Officials from both countries have met in New York at the beginning of this week to discuss the border clash. The military attack took place on September 13th at the Southern border of Armenia, in the province of Nagorno-Karabakh which is internationally recognized as Azerbaijan’s territory but ethnically populated with Armenians.
Armenia’s Foreign Ministry has pushed Azerbaijan to withdraw forces from the border and reach common ground. Armenia called a truce after two hundred casualties were reported despite a signed peace agreement between the countries.
The agreement was established after the 44 days of war in 2020, with Russia as a key mediator. The two countries agreed on letting Russian forces maintain the order in the region by sending peacekeepers in Nagorno-Karabakh.
In 2020 a major escalation of events turned into an armed conflict disputed in Nagorno-Karabakh where Russia supported Armenia with ammunition and Turkey stood by Azerbaijan. The cease fire ended with Armenia losing parts of the region after its government accepted defeat, provoking riots and protests amongst Armenian citizens.
Who is at fault?
“There are bigger players involved. Turkey stays behind us and Russia behind Armenia, it is a huge playground. It’s like gambling,” says Dzenita Celebicic the ex-wife of a UN security force worker who lived in Azerbaijan while the war in 2020 was developing.
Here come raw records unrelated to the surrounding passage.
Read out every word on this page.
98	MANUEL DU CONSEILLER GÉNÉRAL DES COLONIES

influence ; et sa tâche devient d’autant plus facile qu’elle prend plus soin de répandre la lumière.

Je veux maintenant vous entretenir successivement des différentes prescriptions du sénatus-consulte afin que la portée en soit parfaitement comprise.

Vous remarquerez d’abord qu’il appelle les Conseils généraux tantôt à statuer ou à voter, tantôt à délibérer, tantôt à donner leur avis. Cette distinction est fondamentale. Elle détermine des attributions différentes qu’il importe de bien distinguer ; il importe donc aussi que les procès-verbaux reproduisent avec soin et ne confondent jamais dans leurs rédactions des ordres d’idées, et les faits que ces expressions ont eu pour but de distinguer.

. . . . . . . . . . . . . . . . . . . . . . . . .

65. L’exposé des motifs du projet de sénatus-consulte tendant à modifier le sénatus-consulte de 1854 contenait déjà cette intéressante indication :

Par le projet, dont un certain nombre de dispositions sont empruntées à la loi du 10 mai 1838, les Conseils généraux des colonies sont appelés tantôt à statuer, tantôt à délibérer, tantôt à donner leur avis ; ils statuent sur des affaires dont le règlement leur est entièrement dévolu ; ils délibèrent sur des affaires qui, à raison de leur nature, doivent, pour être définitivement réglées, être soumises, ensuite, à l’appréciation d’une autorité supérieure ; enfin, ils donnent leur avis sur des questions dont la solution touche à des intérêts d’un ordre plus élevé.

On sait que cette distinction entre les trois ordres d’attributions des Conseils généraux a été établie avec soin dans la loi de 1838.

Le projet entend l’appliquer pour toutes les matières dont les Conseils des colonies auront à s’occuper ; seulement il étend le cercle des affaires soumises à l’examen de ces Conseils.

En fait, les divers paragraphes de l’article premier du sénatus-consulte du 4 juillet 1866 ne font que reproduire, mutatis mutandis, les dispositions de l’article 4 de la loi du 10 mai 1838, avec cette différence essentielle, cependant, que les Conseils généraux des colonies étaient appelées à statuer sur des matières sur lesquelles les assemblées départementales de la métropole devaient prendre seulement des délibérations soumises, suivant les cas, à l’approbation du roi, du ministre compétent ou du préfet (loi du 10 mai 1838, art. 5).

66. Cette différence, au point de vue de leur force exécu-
The conflict first erupted in 1994 after the fall of the Soviet Union, when Armenia gained massive territory in the region of Nagorno-Karabakh. The United Nations called for the withdrawal of occupying forces in the region, followed by resolutions demanding peace.
“The main problem is that there is still an illegal occupation even after the agreement so it is the biggest twisted game that is happening right now,” says Khalil Akhundov, an Azeri immigrant who studies in Groningen and lived his whole life in Nagorno-Karabakh.
One of the main ideals of Azerbaijan besides regaining full control of Nagorno-Karabakh is to maintain corridors in provinces like Lachin that strengthen the ties with the international market through trade.
“Lachin corridor is a getaway, where the illegal forces of Armenia are standing” says Khalil Akhundov. Corridors like Lachin that connect Turkey with Asia are vital especially now, as Russia transports raw materials through Azerbaijan for Central Asia, giving Azeirbaijan a critical strategic role.
These tensions will continue until international help intervenes and stops the clashes at the cost of lives of citizens, but as Dzenita Celebicic says “the important people don’t consider it a big problem”.
The key mediator in this dispute, Russia, has just suffered losses in the military battle with Ukraine, on fronts like Harkov. This prevents Russia from taking a stand or mediating between Armenia and Azerbaijan, leaving citizens in fear “like it might be war every day” exclaims Dzenita.